А Хелен лежала и смотрела на образ Богоматери, который называли Придорожной Мадонной. Богоматери не пришлось, по крайней мере, пройти через все это, чтобы произвести на свет нашего Господа. Там все произошло при помощи чуда. Хелен смотрела на икону, чтобы случайно не встретиться взглядом с Фрэнком Куигли, старинным другом ее отца, который плакал, уткнувшись лицом в ладони. Чтобы не видеть простыни, испачканные кровью, и не думать о том, как больно он ей сделал, и не следует ли ей теперь, вообще, отправиться к доктору. И как бы ей случайно не забеременеть.
Трудно сказать, сколько времени она так пролежала, пока не собралась с силами и не добралась до ванны, чтобы привести, наконец, себя в порядок. Ранка оказалась пустячной, кровотечение быстро прекратилось.

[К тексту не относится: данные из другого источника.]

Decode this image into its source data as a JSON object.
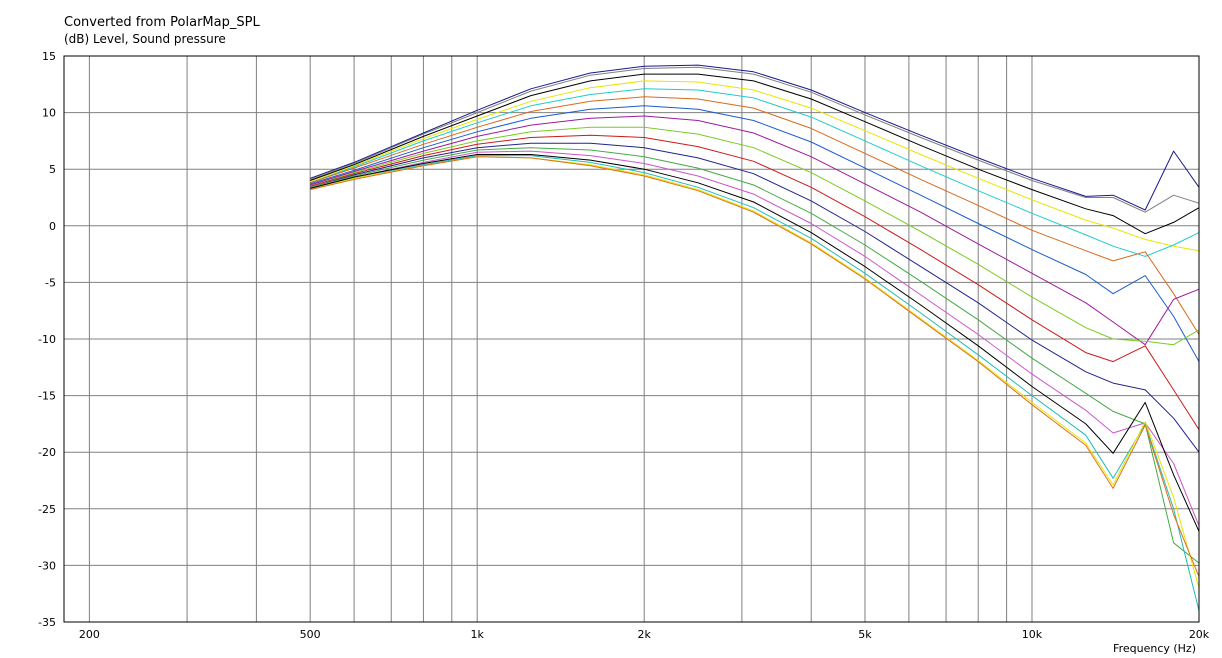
{
  "chart_data": {
    "type": "line",
    "title": "Converted from PolarMap_SPL",
    "subtitle": "(dB)  Level, Sound pressure",
    "xlabel": "Frequency  (Hz)",
    "x_scale": "log",
    "xlim": [
      180,
      20000
    ],
    "ylim": [
      -35,
      15
    ],
    "grid": true,
    "x_ticks": [
      {
        "value": 200,
        "label": "200"
      },
      {
        "value": 500,
        "label": "500"
      },
      {
        "value": 1000,
        "label": "1k"
      },
      {
        "value": 2000,
        "label": "2k"
      },
      {
        "value": 5000,
        "label": "5k"
      },
      {
        "value": 10000,
        "label": "10k"
      },
      {
        "value": 20000,
        "label": "20k"
      }
    ],
    "y_ticks": [
      {
        "value": 15,
        "label": "15"
      },
      {
        "value": 10,
        "label": "10"
      },
      {
        "value": 5,
        "label": "5"
      },
      {
        "value": 0,
        "label": "0"
      },
      {
        "value": -5,
        "label": "-5"
      },
      {
        "value": -10,
        "label": "-10"
      },
      {
        "value": -15,
        "label": "-15"
      },
      {
        "value": -20,
        "label": "-20"
      },
      {
        "value": -25,
        "label": "-25"
      },
      {
        "value": -30,
        "label": "-30"
      },
      {
        "value": -35,
        "label": "-35"
      }
    ],
    "x": [
      500,
      600,
      800,
      1000,
      1250,
      1600,
      2000,
      2500,
      3150,
      4000,
      5000,
      6300,
      8000,
      10000,
      12500,
      14000,
      16000,
      18000,
      20000
    ],
    "series": [
      {
        "color": "#1a1a8c",
        "values": [
          4.2,
          5.6,
          8.2,
          10.2,
          12.1,
          13.5,
          14.1,
          14.2,
          13.6,
          12.0,
          10.0,
          8.0,
          6.0,
          4.2,
          2.6,
          2.7,
          1.4,
          6.6,
          3.4
        ]
      },
      {
        "color": "#7f7f7f",
        "values": [
          4.1,
          5.5,
          8.1,
          10.0,
          11.9,
          13.3,
          13.9,
          14.0,
          13.4,
          11.8,
          9.8,
          7.8,
          5.8,
          4.0,
          2.5,
          2.5,
          1.2,
          2.7,
          2.0
        ]
      },
      {
        "color": "#000000",
        "values": [
          4.0,
          5.4,
          7.9,
          9.7,
          11.5,
          12.8,
          13.4,
          13.4,
          12.8,
          11.2,
          9.2,
          7.1,
          5.0,
          3.2,
          1.5,
          0.9,
          -0.7,
          0.3,
          1.6
        ]
      },
      {
        "color": "#e6e600",
        "values": [
          3.9,
          5.3,
          7.7,
          9.4,
          11.0,
          12.2,
          12.8,
          12.7,
          12.0,
          10.4,
          8.4,
          6.3,
          4.2,
          2.3,
          0.5,
          -0.2,
          -1.2,
          -1.8,
          -2.2
        ]
      },
      {
        "color": "#22cccc",
        "values": [
          3.8,
          5.2,
          7.5,
          9.1,
          10.6,
          11.6,
          12.1,
          12.0,
          11.3,
          9.6,
          7.5,
          5.3,
          3.1,
          1.1,
          -0.8,
          -1.8,
          -2.7,
          -1.7,
          -0.6
        ]
      },
      {
        "color": "#d96a1a",
        "values": [
          3.8,
          5.1,
          7.2,
          8.7,
          10.1,
          11.0,
          11.4,
          11.2,
          10.4,
          8.6,
          6.4,
          4.1,
          1.8,
          -0.4,
          -2.2,
          -3.1,
          -2.3,
          -6.0,
          -9.6
        ]
      },
      {
        "color": "#1a5ccc",
        "values": [
          3.7,
          4.9,
          6.9,
          8.3,
          9.5,
          10.3,
          10.6,
          10.3,
          9.3,
          7.4,
          5.1,
          2.7,
          0.2,
          -2.1,
          -4.3,
          -6.0,
          -4.4,
          -8.0,
          -12.0
        ]
      },
      {
        "color": "#9e1a9e",
        "values": [
          3.6,
          4.8,
          6.6,
          7.9,
          8.9,
          9.5,
          9.7,
          9.3,
          8.2,
          6.1,
          3.7,
          1.2,
          -1.6,
          -4.2,
          -6.8,
          -8.5,
          -10.5,
          -6.5,
          -5.6
        ]
      },
      {
        "color": "#7acc22",
        "values": [
          3.5,
          4.7,
          6.4,
          7.5,
          8.3,
          8.7,
          8.7,
          8.1,
          6.9,
          4.7,
          2.2,
          -0.5,
          -3.4,
          -6.3,
          -9.0,
          -10.0,
          -10.2,
          -10.5,
          -9.2
        ]
      },
      {
        "color": "#cc1a1a",
        "values": [
          3.5,
          4.6,
          6.2,
          7.2,
          7.8,
          8.0,
          7.8,
          7.0,
          5.7,
          3.4,
          0.8,
          -2.1,
          -5.2,
          -8.3,
          -11.2,
          -12.0,
          -10.6,
          -14.5,
          -18.0
        ]
      },
      {
        "color": "#23238f",
        "values": [
          3.4,
          4.5,
          6.0,
          6.9,
          7.3,
          7.3,
          6.9,
          6.0,
          4.6,
          2.2,
          -0.5,
          -3.6,
          -6.8,
          -10.1,
          -12.9,
          -13.9,
          -14.5,
          -17.0,
          -20.0
        ]
      },
      {
        "color": "#44aa44",
        "values": [
          3.4,
          4.4,
          5.8,
          6.7,
          6.9,
          6.7,
          6.1,
          5.1,
          3.6,
          1.1,
          -1.7,
          -4.9,
          -8.3,
          -11.7,
          -14.8,
          -16.4,
          -17.5,
          -28.0,
          -29.8
        ]
      },
      {
        "color": "#cc55cc",
        "values": [
          3.3,
          4.3,
          5.6,
          6.5,
          6.6,
          6.2,
          5.5,
          4.4,
          2.8,
          0.2,
          -2.7,
          -6.1,
          -9.6,
          -13.1,
          -16.3,
          -18.3,
          -17.4,
          -21.0,
          -26.5
        ]
      },
      {
        "color": "#000000",
        "values": [
          3.3,
          4.3,
          5.5,
          6.3,
          6.3,
          5.8,
          5.0,
          3.8,
          2.1,
          -0.6,
          -3.6,
          -7.0,
          -10.6,
          -14.2,
          -17.5,
          -20.1,
          -15.6,
          -22.0,
          -27.0
        ]
      },
      {
        "color": "#22bbbb",
        "values": [
          3.2,
          4.2,
          5.4,
          6.2,
          6.2,
          5.6,
          4.7,
          3.4,
          1.6,
          -1.1,
          -4.2,
          -7.7,
          -11.4,
          -15.0,
          -18.5,
          -22.3,
          -17.5,
          -25.0,
          -34.0
        ]
      },
      {
        "color": "#e6e600",
        "values": [
          3.2,
          4.2,
          5.3,
          6.1,
          6.0,
          5.4,
          4.5,
          3.2,
          1.3,
          -1.5,
          -4.6,
          -8.2,
          -11.9,
          -15.6,
          -19.2,
          -22.9,
          -17.3,
          -24.0,
          -32.0
        ]
      },
      {
        "color": "#e07020",
        "values": [
          3.2,
          4.1,
          5.3,
          6.1,
          6.0,
          5.3,
          4.4,
          3.1,
          1.2,
          -1.6,
          -4.7,
          -8.3,
          -12.0,
          -15.8,
          -19.4,
          -23.2,
          -17.6,
          -25.5,
          -31.0
        ]
      }
    ]
  }
}
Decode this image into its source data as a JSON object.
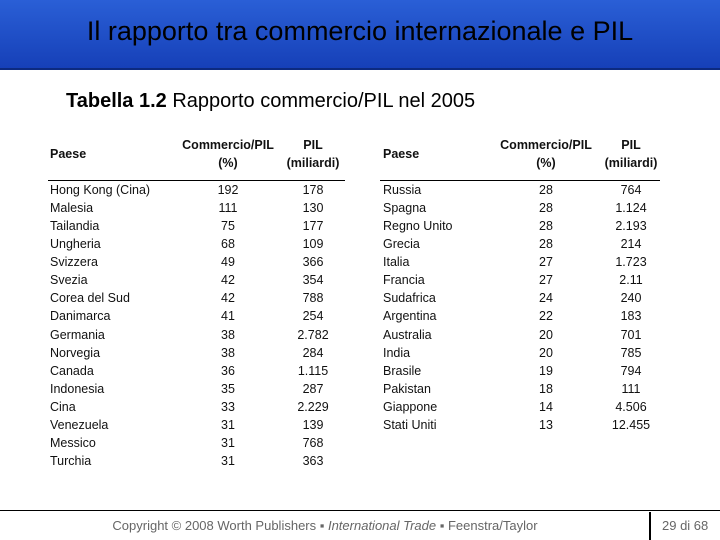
{
  "header": {
    "title": "Il rapporto tra commercio internazionale e PIL"
  },
  "caption": {
    "label": "Tabella 1.2",
    "text": "Rapporto commercio/PIL nel 2005"
  },
  "tables": [
    {
      "columns": [
        [
          "Paese"
        ],
        [
          "Commercio/PIL",
          "(%)"
        ],
        [
          "PIL",
          "(miliardi)"
        ]
      ],
      "rows": [
        [
          "Hong Kong (Cina)",
          "192",
          "178"
        ],
        [
          "Malesia",
          "111",
          "130"
        ],
        [
          "Tailandia",
          "75",
          "177"
        ],
        [
          "Ungheria",
          "68",
          "109"
        ],
        [
          "Svizzera",
          "49",
          "366"
        ],
        [
          "Svezia",
          "42",
          "354"
        ],
        [
          "Corea del Sud",
          "42",
          "788"
        ],
        [
          "Danimarca",
          "41",
          "254"
        ],
        [
          "Germania",
          "38",
          "2.782"
        ],
        [
          "Norvegia",
          "38",
          "284"
        ],
        [
          "Canada",
          "36",
          "1.115"
        ],
        [
          "Indonesia",
          "35",
          "287"
        ],
        [
          "Cina",
          "33",
          "2.229"
        ],
        [
          "Venezuela",
          "31",
          "139"
        ],
        [
          "Messico",
          "31",
          "768"
        ],
        [
          "Turchia",
          "31",
          "363"
        ]
      ]
    },
    {
      "columns": [
        [
          "Paese"
        ],
        [
          "Commercio/PIL",
          "(%)"
        ],
        [
          "PIL",
          "(miliardi)"
        ]
      ],
      "rows": [
        [
          "Russia",
          "28",
          "764"
        ],
        [
          "Spagna",
          "28",
          "1.124"
        ],
        [
          "Regno Unito",
          "28",
          "2.193"
        ],
        [
          "Grecia",
          "28",
          "214"
        ],
        [
          "Italia",
          "27",
          "1.723"
        ],
        [
          "Francia",
          "27",
          "2.11"
        ],
        [
          "Sudafrica",
          "24",
          "240"
        ],
        [
          "Argentina",
          "22",
          "183"
        ],
        [
          "Australia",
          "20",
          "701"
        ],
        [
          "India",
          "20",
          "785"
        ],
        [
          "Brasile",
          "19",
          "794"
        ],
        [
          "Pakistan",
          "18",
          "111"
        ],
        [
          "Giappone",
          "14",
          "4.506"
        ],
        [
          "Stati Uniti",
          "13",
          "12.455"
        ]
      ]
    }
  ],
  "footer": {
    "parts": [
      "Copyright © 2008 Worth Publishers ▪ ",
      "International Trade",
      " ▪ Feenstra/Taylor"
    ],
    "page": "29 di 68"
  }
}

Она аккуратно оделась и припудрилась из принадлежавшей Ренате пудреницы, которая представляла собой не простую коробочку с крышкой, а большую стеклянную чашу, прикрытую мягкой розовой подушечкой.
Когда она вышла, Фрэнк, бледный, растерянный, злой, уже был одет.
- Постель?.. - начала было Хелен.
- Да забудь ты об этой чертовой постели…
- Я могла бы…
- Ты уже сделала все, что могла, - огрызнулся он. Глаза Хелен наполнились слезами:
- Все, что могла? Да что я такого сделала? Я просто пришла поговорить с вами о моем отце, спросить, почему его уволили, ведь это вы, вы всему этому виной! - И она махнула рукой в сторону кровати.
На лице Фрэнка отобразилось отчаяние:
- Твой отец? Ты совершила это, чтобы твой отец получил назад свою жалкую работенку? Боже мой, ты решила изобразить из себя шлюху, для того чтобы твой отец вернул себе свое копеечное, ничего не стоящее место в супермаркете?
- Никакая это не жалкая работенка. - Лицо Хелен потемнело от гнева. - Он занимал там очень важное место, а теперь, теперь он уволен, и мама говорит, что мы никому не должны рассказывать об этом, никому, ни родственникам, ни знакомым, а отец каждое утро уходит из дому, чтобы все думали, будто он, как и прежде, каждый день ходит на работу.
Фрэнк смотрел на нее и не мог поверить своим ушам.
- Да, так он и делает, а я просто хотела позавтракать с вами и сказать вам напрямик, как это нехорошо, а вы должны были понять все это, потому что ведь вы - старый папин друг, еще по школе, вы там вместе с ним лазили через ограду… Он сам мне рассказывал… А потом вы хорошо устроились и женились на дочери своего босса… Вот чего я хотела, а шлюхой я никогда не была, я вообще ни с кем никогда не спала до этого и с вами вовсе даже и не собиралась, я и предположить не могла, что вы вдруг мной увлечетесь и все это произойдет, а вы теперь говорите, что это я во всем виновата… - И она залилась слезами.
Он обнял ее и прижал к себе.
- Боже мой, ты совсем еще ребенок! Как мне теперь быть, о Боже милосердный?
Она опять зарыдала ему в жилетку. Он осторожно отстранил ее от себя. Его глаза были полны слез.
- Я никогда не умел извиняться. Собственно говоря, у меня попросту нет слов, чтобы высказать тебе, как я виноват. Я никогда… Если бы только я мог предположить… я был совершенно уверен, что… Но теперь все это уже не имеет никакого значения.